Одна подросточек девица
Бандитами взята была…
 
   – Ну где же, ну где? – повторял Егор Иванович, протискиваясь далее между столами. Под низко повешенным обручем, усаженным лампочками, обвязанном лентами, сидел Горин-Савельев, накрашенный, как никогда. Напротив него Гнилоедов и Поливанский. Вдруг ударил барабан, и весь подвал запел протяжно:
 
А поутру она вновь улыбалась
Перед окошком своим, как всегда…
 
   И под тем же обручем, куда столько раз оборачивался Егор Иванович, раскрылись и засияли ее глаза. Он сильно вздрогнул, голова затряслась от волнения; исчезла сводчатая комната и все лица; шум голосов отдалился; ее глаза вглядывались строго и внимательно и опустились. Тогда он увидел ее лицо, не похожее на прежнее, должно быть оттого, что волосы были причесаны на низ. Оно было почти некрасивое, бледное, с чрезмерно красными губами. Егор Иванович почувствовал разочарование, и холод, и острую печаль.
   Он подошел. Валентина Васильевна опять подняла на него синие глаза, протянула руку и вдруг прижала ее к дрогнувшим губам Егора Ивановича.
   – Садитесь, – сказала она коротко и отвернулась к эстраде. Он сел. Гнилоедов сказал:
   – Вас нигде не видать. А как подвигается новая повесть?
   Егор Иванович засмеялся, ответил: «Пишу, пишу», – и продолжал смеяться, кусая губы. На эстраде появился Зигзаг, закинул голову и, нагло усмехнувшись, произнес несколько слов, но его заглушили свистом и топаньем ног.
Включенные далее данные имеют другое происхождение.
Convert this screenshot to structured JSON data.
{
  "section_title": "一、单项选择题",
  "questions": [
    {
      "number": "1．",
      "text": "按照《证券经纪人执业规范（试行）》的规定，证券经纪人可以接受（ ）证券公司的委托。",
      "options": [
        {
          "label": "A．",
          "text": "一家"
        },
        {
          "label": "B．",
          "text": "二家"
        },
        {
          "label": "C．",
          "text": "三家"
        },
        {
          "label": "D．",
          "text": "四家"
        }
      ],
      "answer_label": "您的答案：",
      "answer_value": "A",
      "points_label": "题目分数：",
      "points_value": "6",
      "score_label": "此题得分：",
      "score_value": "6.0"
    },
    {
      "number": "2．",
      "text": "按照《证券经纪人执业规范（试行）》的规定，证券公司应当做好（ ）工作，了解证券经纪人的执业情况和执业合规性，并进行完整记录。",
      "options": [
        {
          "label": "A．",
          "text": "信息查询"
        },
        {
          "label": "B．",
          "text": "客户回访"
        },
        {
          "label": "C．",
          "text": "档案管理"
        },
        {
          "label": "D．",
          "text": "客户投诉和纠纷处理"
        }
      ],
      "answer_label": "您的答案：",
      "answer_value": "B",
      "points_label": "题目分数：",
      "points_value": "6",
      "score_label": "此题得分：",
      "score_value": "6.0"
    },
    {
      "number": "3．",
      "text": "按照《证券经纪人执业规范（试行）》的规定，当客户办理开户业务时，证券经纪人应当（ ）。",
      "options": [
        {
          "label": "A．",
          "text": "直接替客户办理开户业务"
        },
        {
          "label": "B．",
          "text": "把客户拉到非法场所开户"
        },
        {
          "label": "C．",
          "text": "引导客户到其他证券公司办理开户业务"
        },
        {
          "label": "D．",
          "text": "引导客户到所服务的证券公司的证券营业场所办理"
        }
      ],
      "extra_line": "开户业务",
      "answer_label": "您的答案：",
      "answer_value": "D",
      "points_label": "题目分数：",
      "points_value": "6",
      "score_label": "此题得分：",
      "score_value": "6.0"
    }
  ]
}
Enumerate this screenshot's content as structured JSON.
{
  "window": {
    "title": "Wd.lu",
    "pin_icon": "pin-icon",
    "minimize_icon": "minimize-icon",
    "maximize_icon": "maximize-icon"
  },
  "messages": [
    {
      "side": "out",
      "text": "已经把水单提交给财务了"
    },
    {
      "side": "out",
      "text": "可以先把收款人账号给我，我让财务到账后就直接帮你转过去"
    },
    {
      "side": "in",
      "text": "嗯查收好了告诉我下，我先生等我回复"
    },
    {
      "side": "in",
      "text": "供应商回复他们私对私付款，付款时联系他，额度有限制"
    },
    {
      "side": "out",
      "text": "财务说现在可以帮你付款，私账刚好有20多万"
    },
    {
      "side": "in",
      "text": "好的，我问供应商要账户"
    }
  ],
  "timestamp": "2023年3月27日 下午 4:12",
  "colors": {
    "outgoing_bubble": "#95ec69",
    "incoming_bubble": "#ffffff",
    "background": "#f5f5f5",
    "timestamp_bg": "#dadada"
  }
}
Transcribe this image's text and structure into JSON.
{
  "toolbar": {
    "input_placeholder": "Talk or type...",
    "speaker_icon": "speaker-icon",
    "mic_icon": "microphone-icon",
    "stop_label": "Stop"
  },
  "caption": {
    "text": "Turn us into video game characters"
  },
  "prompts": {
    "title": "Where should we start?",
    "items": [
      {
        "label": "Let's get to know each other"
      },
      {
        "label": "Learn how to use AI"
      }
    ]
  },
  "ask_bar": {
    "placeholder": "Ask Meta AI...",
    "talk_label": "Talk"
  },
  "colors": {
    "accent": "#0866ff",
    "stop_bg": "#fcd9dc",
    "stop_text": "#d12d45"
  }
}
Он усмехнулся еще наглее. Рядом появился Иванушко, тряся над головой немощными руками.
   – Тише, – кричал он, – тише, искусство свободно… Тогда в первых рядах поднялся кудрявый толстяк во фраке и выстрелил бутылкой шампанского Иванушке в живот. Начался визг и хлопанье. Зигзаг стоял не шевелясь. Валентина Васильевна повернулась к Абозову.
   – Милый мой, – сказала она, – я по вас соскучилась.
   Он только пошевелил губами, продолжая глядеть ей в лицо; оно было усталое, человеческое, родное, его. Точно с прошлого их свидания он пролетел огромное пространство и теперь почти касался руками ее лица, волос, плечей.
   – Аи, аи, аи, – сказала она, – разве так можно? Мы здесь не одни, милый Кулик. Посмотрите лучше, как два цыпленка у камина страдают, глядя на вас. Вы имеете у женщин необычайный успех, Егор Иванович, поздравляю. Я заметила, как только вы показались, с женщинами начало твориться неладное, точно их пришпорили. Обернитесь направо, вот моя приятельница, у ней, сколько бы вы ни старались, – не выдавите благосклонной улыбки.
   Валентина Васильевна проговорила все это поспешно и настойчиво, точно желая отвлечь Абозова от созерцания. Егор Иванович вздохнул глубоко и посмотрел направо, куда сказали.